Showing posts with label chronic pain. Show all posts
Showing posts with label chronic pain. Show all posts

Friday, 22 July 2016

Living with pain

I have friends who live with great pain in their bodies, not a mere paracetamol or ibuprofen pain, but the kind that gets offered the strongest pills possible which still only dulls the worst moments.   They don’t talk about the daily pains that often – it is enough to feel it without talking about it too, and they don’t want to bore you or themselves with saying that it hurts every time someone asks ‘how are you?’

I admit to being a wimp over physical pain, and don’t even mention nausea!  What my friends live with as normal would lay me out.  But life has to be lived, and my friends like so many others find a way to keep functioning with these pains.

Image result for pain
If only it were that easy - physically or emotionally
When they do mention how bad a day is – then it is a day when it is not just the permanent ‘normal’ pain (which the rest of us would consider a ‘bad day’) but an extra extra bad day when the meds are not helping much – or at least it feels they aren’t, though how much worse could it be without them? We all experience pain, but they live with it.

To understand depression is a similar distinction – yes we all have low days but to live with depression is to have as a normal what those without the illness know as a really bad day.  We may not tell you how tough living with that emotional pain as daily life is, like my friends finding a way to function with great physical pain, so those of us living with depression find ways to function in the big wide world.   Physical or emotional, you may not glimpse the limp or grimace with a wave of pain, we have got used to not letting it show.  But it costs us – this functioning and blending in.
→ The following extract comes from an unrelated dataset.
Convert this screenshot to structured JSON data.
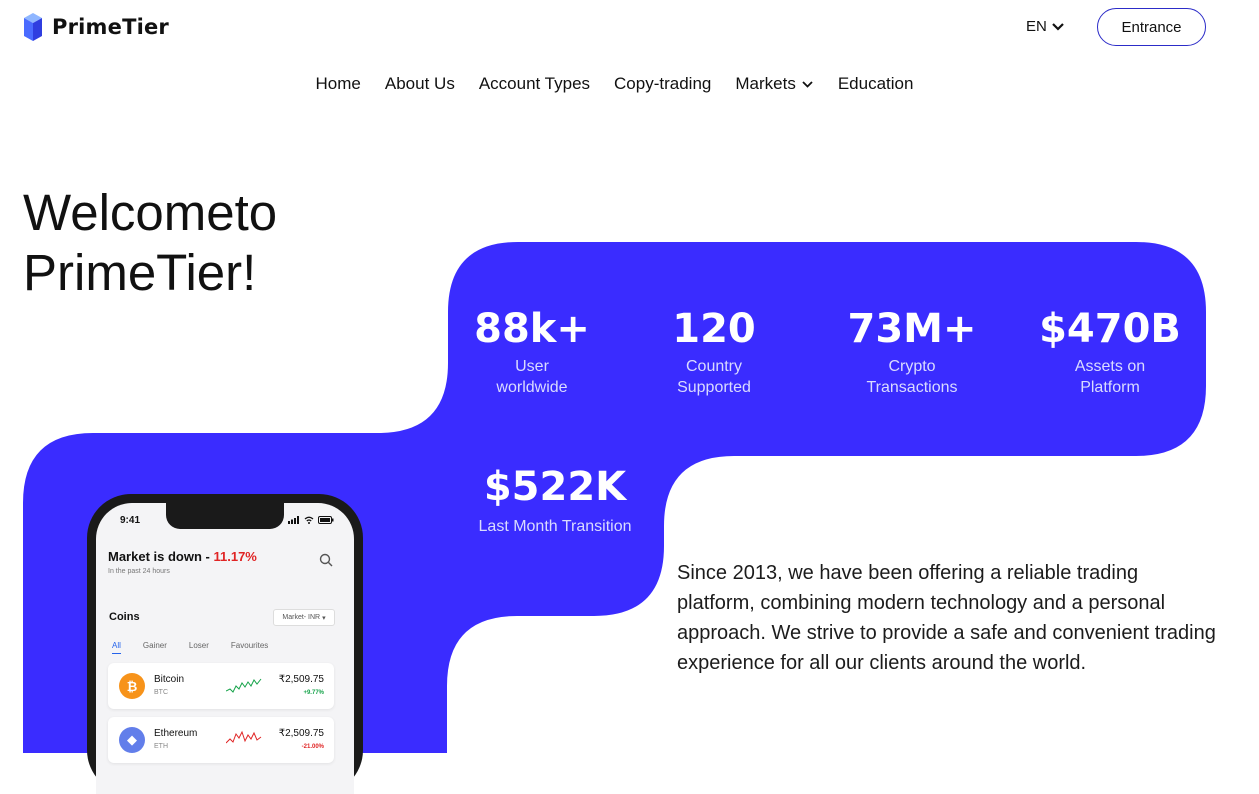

Image result for empty purseAnd some days the cost is beyond our budget, beyond our energy overdraft limit – then we may say ‘I’m not too good today’. But remember we are likely to be using a completely different scale, so saying ‘I’m having a bad day too’ – unless you are using the same currency as us – is not really understanding.   In the same way as if I were to respond to one of my friends whose body is regularly wracked with extreme pain with the comment ‘yeah? I have a bit of a headache today too’.

I am sure that on a normal day they would be very willing to commiserate with my headache, but I should not be under any illusions that I understand their experience.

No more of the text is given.